LLVM  6.0.0svn
Enumerations | Functions
llvm::sys::unicode Namespace Reference

Enumerations

enum  ColumnWidthErrors { ErrorInvalidUTF8 = -2, ErrorNonPrintableCharacter = -1 }
 

Functions

bool isPrintable (int UCS)
 Determines if a character is likely to be displayed correctly on the terminal. More...
 
int columnWidthUTF8 (StringRef Text)
 Gets the number of positions the UTF8-encoded Text is likely to occupy when output on a terminal ("character width"). More...
 
static int charWidth (int UCS)
 Gets the number of positions a character is likely to occupy when output on a terminal ("character width"). More...
 

Enumeration Type Documentation

◆ ColumnWidthErrors

Enumerator
ErrorInvalidUTF8 
ErrorNonPrintableCharacter 

Definition at line 24 of file Unicode.h.

Function Documentation

◆ charWidth()

static int llvm::sys::unicode::charWidth ( int  UCS)
inlinestatic

Gets the number of positions a character is likely to occupy when output on a terminal ("character width").

This depends on the implementation of the terminal, and there's no standard definition of character width. The implementation defines it in a way that is expected to be compatible with a generic Unicode-capable terminal.

Returns
Character width:
  • ErrorNonPrintableCharacter (-1) for non-printable characters (as identified by isPrintable);
  • 0 for non-spacing and enclosing combining marks;
  • 2 for CJK characters excluding halfwidth forms;
  • 1 for all remaining characters.

Definition at line 227 of file Unicode.cpp.

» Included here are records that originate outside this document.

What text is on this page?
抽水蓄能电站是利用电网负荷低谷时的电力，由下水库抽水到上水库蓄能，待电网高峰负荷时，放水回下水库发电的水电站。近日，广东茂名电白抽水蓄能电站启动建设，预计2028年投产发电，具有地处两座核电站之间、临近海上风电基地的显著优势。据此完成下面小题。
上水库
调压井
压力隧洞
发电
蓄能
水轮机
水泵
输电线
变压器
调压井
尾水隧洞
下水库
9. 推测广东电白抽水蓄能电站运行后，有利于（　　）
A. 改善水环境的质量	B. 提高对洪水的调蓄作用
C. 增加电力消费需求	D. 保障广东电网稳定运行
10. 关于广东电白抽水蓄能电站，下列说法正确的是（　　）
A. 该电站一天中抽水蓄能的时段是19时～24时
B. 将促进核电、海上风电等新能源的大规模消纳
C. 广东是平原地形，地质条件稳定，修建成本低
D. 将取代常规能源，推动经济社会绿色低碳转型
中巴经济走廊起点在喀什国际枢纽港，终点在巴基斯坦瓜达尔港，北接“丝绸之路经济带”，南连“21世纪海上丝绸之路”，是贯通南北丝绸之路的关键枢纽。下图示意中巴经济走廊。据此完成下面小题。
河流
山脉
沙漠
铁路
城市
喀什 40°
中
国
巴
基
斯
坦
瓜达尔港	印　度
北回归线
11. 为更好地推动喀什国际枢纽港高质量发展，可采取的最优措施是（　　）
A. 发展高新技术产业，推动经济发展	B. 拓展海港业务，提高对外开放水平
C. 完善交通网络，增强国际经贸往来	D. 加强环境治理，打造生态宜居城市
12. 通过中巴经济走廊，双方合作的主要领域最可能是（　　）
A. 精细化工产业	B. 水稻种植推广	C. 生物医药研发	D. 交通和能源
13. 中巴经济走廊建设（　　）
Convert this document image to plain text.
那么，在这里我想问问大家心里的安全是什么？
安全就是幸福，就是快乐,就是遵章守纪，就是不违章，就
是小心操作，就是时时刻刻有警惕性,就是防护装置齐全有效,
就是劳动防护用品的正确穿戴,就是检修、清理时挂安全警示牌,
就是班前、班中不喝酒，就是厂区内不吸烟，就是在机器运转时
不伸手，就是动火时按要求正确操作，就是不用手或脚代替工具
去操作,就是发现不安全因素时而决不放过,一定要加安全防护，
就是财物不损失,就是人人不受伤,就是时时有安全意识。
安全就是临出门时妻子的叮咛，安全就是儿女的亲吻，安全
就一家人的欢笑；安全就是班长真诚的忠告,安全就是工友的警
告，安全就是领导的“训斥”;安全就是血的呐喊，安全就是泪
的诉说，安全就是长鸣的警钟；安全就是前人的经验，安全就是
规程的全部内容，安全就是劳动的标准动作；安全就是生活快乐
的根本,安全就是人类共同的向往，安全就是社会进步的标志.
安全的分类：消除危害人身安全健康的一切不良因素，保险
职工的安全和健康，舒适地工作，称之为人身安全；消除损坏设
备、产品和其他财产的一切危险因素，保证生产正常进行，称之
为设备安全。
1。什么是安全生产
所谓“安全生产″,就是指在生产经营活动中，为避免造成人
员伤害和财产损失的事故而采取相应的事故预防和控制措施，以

References llvm::sys::UnicodeCharSet::contains(), ErrorNonPrintableCharacter, and isPrintable().

Referenced by columnWidthUTF8().

◆ columnWidthUTF8()

int llvm::sys::unicode::columnWidthUTF8 ( StringRef  Text)

Gets the number of positions the UTF8-encoded Text is likely to occupy when output on a terminal ("character width").

This depends on the implementation of the terminal, and there's no standard definition of character width.

The implementation defines it in a way that is expected to be compatible with a generic Unicode-capable terminal.

Returns
Character width:
  • ErrorNonPrintableCharacter (-1) if Text contains non-printable characters (as identified by isPrintable);
  • 0 for each non-spacing and enclosing combining mark;
  • 2 for each CJK character excluding halfwidth forms;
  • 1 for each of the remaining characters.

Definition at line 343 of file Unicode.cpp.

References charWidth(), llvm::conversionOK, llvm::ConvertUTF8toUTF32(), llvm::StringRef::data(), ErrorInvalidUTF8, ErrorNonPrintableCharacter, llvm::getNumBytesForUTF8(), llvm::StringRef::size(), and llvm::strictConversion.

Referenced by llvm::sys::locale::columnWidth().

◆ isPrintable()

bool llvm::sys::unicode::isPrintable ( int  UCS)

Determines if a character is likely to be displayed correctly on the terminal.

Exact implementation would have to depend on the specific terminal, so we define the semantic that should be suitable for generic case of a terminal capable to output Unicode characters.

All characters from the Unicode code point range are considered printable except for:

  • C0 and C1 control character ranges;
  • default ignorable code points as per 5.21 of http://www.unicode.org/versions/Unicode6.2.0/UnicodeStandard-6.2.pdf except for U+00AD SOFT HYPHEN, as it's actually displayed on most terminals;
  • format characters (category = Cf);
  • surrogates (category = Cs);
  • unassigned characters (category = Cn).
    Returns
    true if the character is considered printable.

Definition at line 23 of file Unicode.cpp.

References llvm::sys::UnicodeCharSet::contains().

Referenced by charWidth(), and llvm::sys::locale::isPrint().